Haifa Beseisso Is Getting All Praise On IG Thanks To An Empowering Song That Defies The ‘3aib’ Narrative
Haifa Beseisso, commonly known as Fly With Haifa on social media, released a rap song called ‘3aib,’ an empowering stance against the Arabic word.
The Dubai-based Palestinian vlogger released the rap song, aptly titled ‘The 3aib Song’ on Thursday as a means to put an end to the shaming of women.
The 3aib song was inspired by answers from the creator’s very own Instagram audience
Beseisso turned to her 612,000 Instagram followers to ask them what they had been made to feel ‘shame’ over, wherein she received an outpour of replies that she added to the song.
The word ‘3aib’ loosely translates to shame and has often been used in the Arab world as a means to tell someone off about their behavior
The song was released for International Women’s Day, which the content creator tributes to women all around who have been shamed for things that did not make sense.
“As men and women, we are created to lift one another, not to control one another and make each others’ lives miserable”
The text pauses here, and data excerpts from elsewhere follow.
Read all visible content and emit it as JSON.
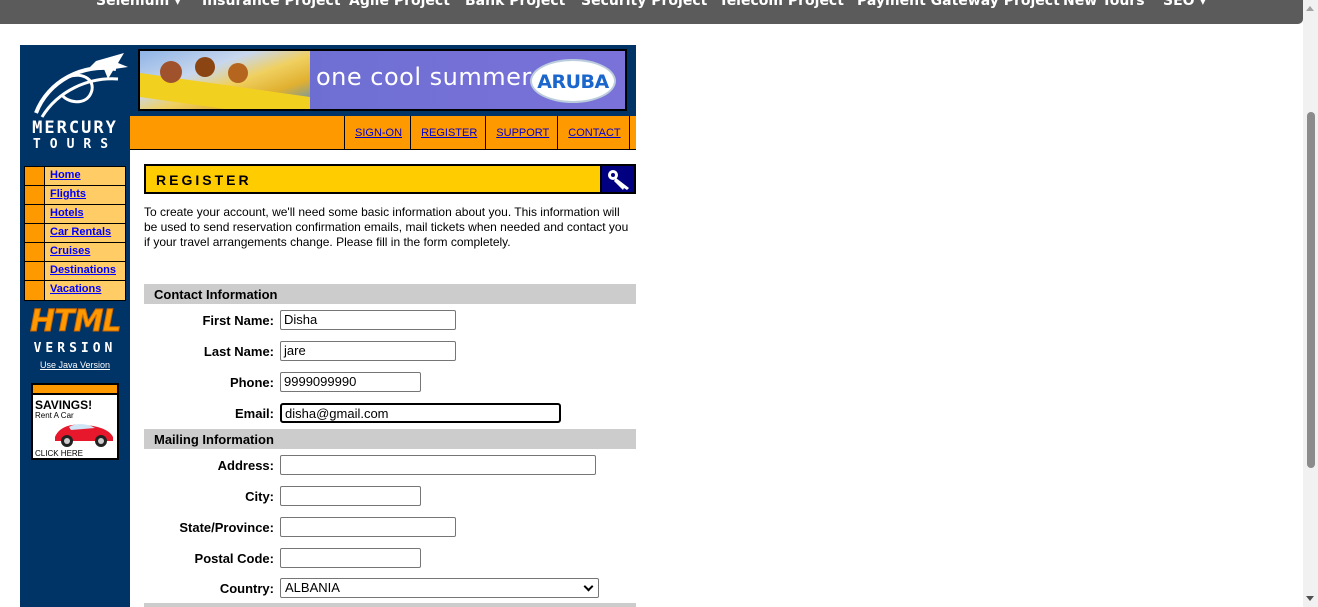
{
  "topnav": {
    "items": [
      "Selenium ▾",
      "Insurance Project",
      "Agile Project",
      "Bank Project",
      "Security Project",
      "Telecom Project",
      "Payment Gateway Project",
      "New Tours",
      "SEO ▾"
    ]
  },
  "sidebar": {
    "logo_top": "MERCURY",
    "logo_bottom": "TOURS",
    "menu": [
      "Home",
      "Flights",
      "Hotels",
      "Car Rentals",
      "Cruises",
      "Destinations",
      "Vacations"
    ],
    "html_badge": "HTML",
    "version_label": "VERSION",
    "java_link": "Use Java Version",
    "ad": {
      "headline": "SAVINGS!",
      "subline": "Rent A Car",
      "cta": "CLICK HERE"
    }
  },
  "banner": {
    "slogan": "one cool summer",
    "brand": "ARUBA"
  },
  "nav": {
    "links": [
      "SIGN-ON",
      "REGISTER",
      "SUPPORT",
      "CONTACT"
    ]
  },
  "register": {
    "title": "REGISTER",
    "intro": "To create your account, we'll need some basic information about you. This information will be used to send reservation confirmation emails, mail tickets when needed and contact you if your travel arrangements change. Please fill in the form completely."
  },
  "form": {
    "contact_section": "Contact Information",
    "mailing_section": "Mailing Information",
    "first_name": {
      "label": "First Name:",
      "value": "Disha"
    },
    "last_name": {
      "label": "Last Name:",
      "value": "jare"
    },
    "phone": {
      "label": "Phone:",
      "value": "9999099990"
    },
    "email": {
      "label": "Email:",
      "value": "disha@gmail.com"
    },
    "address": {
      "label": "Address:",
      "value": ""
    },
    "city": {
      "label": "City:",
      "value": ""
    },
    "state": {
      "label": "State/Province:",
      "value": ""
    },
    "postal": {
      "label": "Postal Code:",
      "value": ""
    },
    "country": {
      "label": "Country:",
      "value": "ALBANIA"
    }
  },
  "colors": {
    "sidebar_bg": "#003366",
    "nav_orange": "#ff9900",
    "header_yellow": "#ffcc00",
    "menu_cell": "#ffcc66",
    "link_blue": "#0000ff"
  }
}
When Haifa posted the full video to her IGTV, she captioned it endearingly, reminding everyone to uplift one another and to put the focus on the word ‘3aib’ and how it had been used to control the lives of so many girls throughout the years.
Watch the full video and listen to the song below:
You go, Haifa! Thank you for taking the courage and setting the tone for women in the region
Beseisso has been using her platform to inspire change in the Middle East, rising above hate to continually spread awareness on how humans can elevate to be more self-aware, loving, and kind.
Important conversations about feminism in the region continue to increase
It’s always great to see content creators using their large following to create healthy discussions about the good, the bad, and the ugly, and Beseisso doesn’t back down from topics of feminism, kindness, and empowerment.
She also shared another video for Women’s Day wherein fellow creators sat down and individually shared real-life stories of struggles they faced as Arab women.